Many people have jumped on 9/11--U.S. paranoia; the suicidal evolution of guerrilla warfare; Terrorism replacing the Red Scare in our political dichotomy--as the defining characteristic of the new times. Fear, loathing, and Irony are the fall-outs. To some extent, I think this is true, but for some reason, the reality represented in the film Juno stands out in opposition to the 9/11 conclusions. In Juno, we find a celebration of the life of the individual as it is protected, fostered, by the New Family. Of the different incarnations of Family in the film, none are the traditional nuclear family, but all provide a sense of strength, a sense of comfort, a sense of refuge. This suggests to me that, as we recover from anchorless post-modernism and from fear-inducing 9/11, people are embracing as their anchor and their harbor the family, whatever form that might take, and the communities that surround them.

I jump on Juno as an example because to me it felt timely; the film didn't necessarily capture my convictions, but I think it might have captured and portrayed a large swath of America's, perhaps much of the Western world's, convictions.

Another film I watched a while ago that I think likewise taps into a philosophical/collective-unconscious vein is Donnie Darko. This film was originally released in 2001, so it was all filmed pre-9/11. Strangely, though, it is steeped in a sense of post-9/11 uncertainty; part of the plot involves a jet-engine falling from the sky to crash into Donnie's house. Beyond a deep sense of uncertainty and shifting reality, however, are interesting questions of existence and meaning. Existentialism, it seems, is still a driving philosophy. Or, at least, the questions that is raises are still being asked in seriousness. One thing that Darko brings to the table that most other existential discussions have not, however, is God. God remains a nebulous, remote presence, but the presence is there, introduced unabashedly into the plot as a changer of events, a true force.

The films Juno and Donnie Darko seem to be the two ends of this new age: on the one end is family and a celebration of living; on the other end is the misunderstood, absurd individual who recognizes a god in some form, and the reality of inevitable death with the idea that life and death need not necessarily be meaningless.

So we are perhaps squirming away from the edge of post-modern drift and unknowability toward a grasping of family/community and some overt sense of God or spirituality. Where the individual previously struggled alone in a state of separate desperation, she or he now might be more inclined to pull others into the fray to see if they might all make some meaningful connections that will make the whole experience less frightening.

I think I'll name our new age: The Juno-Darkoist Age. I think the name will stick; it's very catchy.

Wednesday, January 16, 2008

I've been kind of saturated in nostalgia of late, the kind that is deliciously depressing, that creates a slightly crushing-chest breathless feeling.

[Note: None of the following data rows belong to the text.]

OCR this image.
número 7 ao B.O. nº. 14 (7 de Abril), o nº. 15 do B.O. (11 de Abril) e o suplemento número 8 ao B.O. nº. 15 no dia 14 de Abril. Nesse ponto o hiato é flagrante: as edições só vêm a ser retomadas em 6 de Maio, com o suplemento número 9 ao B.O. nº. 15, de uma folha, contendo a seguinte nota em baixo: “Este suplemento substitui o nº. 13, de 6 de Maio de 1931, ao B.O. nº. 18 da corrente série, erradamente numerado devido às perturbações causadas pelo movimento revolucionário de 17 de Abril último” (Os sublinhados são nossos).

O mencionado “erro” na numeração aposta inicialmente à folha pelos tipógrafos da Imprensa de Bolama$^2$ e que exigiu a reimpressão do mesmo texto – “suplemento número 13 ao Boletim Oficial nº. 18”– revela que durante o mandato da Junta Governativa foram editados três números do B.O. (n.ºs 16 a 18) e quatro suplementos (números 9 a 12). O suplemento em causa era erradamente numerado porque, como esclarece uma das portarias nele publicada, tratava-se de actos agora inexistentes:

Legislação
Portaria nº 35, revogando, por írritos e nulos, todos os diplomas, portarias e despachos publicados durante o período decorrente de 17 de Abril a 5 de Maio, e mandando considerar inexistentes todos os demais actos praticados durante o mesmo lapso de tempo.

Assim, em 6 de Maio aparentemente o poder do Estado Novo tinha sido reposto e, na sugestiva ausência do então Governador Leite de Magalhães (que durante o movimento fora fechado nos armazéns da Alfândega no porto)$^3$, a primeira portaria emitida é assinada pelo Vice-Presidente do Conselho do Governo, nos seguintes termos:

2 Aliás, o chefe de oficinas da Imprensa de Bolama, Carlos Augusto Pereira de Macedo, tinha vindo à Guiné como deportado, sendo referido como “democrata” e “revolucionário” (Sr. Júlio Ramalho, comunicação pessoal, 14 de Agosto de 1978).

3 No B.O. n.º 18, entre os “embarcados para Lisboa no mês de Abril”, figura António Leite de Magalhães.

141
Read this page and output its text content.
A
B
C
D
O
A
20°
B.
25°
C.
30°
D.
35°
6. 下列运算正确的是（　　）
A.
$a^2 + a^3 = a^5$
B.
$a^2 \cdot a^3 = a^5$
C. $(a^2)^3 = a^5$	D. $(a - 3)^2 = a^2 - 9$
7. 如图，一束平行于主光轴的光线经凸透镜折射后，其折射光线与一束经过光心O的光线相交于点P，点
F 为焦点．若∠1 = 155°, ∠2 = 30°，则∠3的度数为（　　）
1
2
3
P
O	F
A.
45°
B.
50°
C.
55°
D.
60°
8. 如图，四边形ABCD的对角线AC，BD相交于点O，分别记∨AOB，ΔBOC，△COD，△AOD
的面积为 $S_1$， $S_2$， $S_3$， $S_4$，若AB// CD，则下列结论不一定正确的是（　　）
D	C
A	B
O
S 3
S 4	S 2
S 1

But I'm kind of sick of thinking and writing about heavy subjects. Here is a list of pleasant sublimities I've been enjoying: swinging Sonora in a blanket and hearing her completely honest, unrestrained laughter--it sounds like joy; feeling the swell of Elizabeth's tight-skinned pregnant belly; feeling the swishing kick--like the slapping tail of a powerful trout--of our unborn baby as she sloshes around in amniotic fluid; walking outside at night and feeling the clear, shining stars reaching down toward me through the tree branches; sliding in my socks across the living room floor; smelling the skin of Elizabeth's neck; watching the snowman Sonora and Elizabeth built melt down to a nub and be buried by new snow; noticing anew for the millionth time that snow sparkles.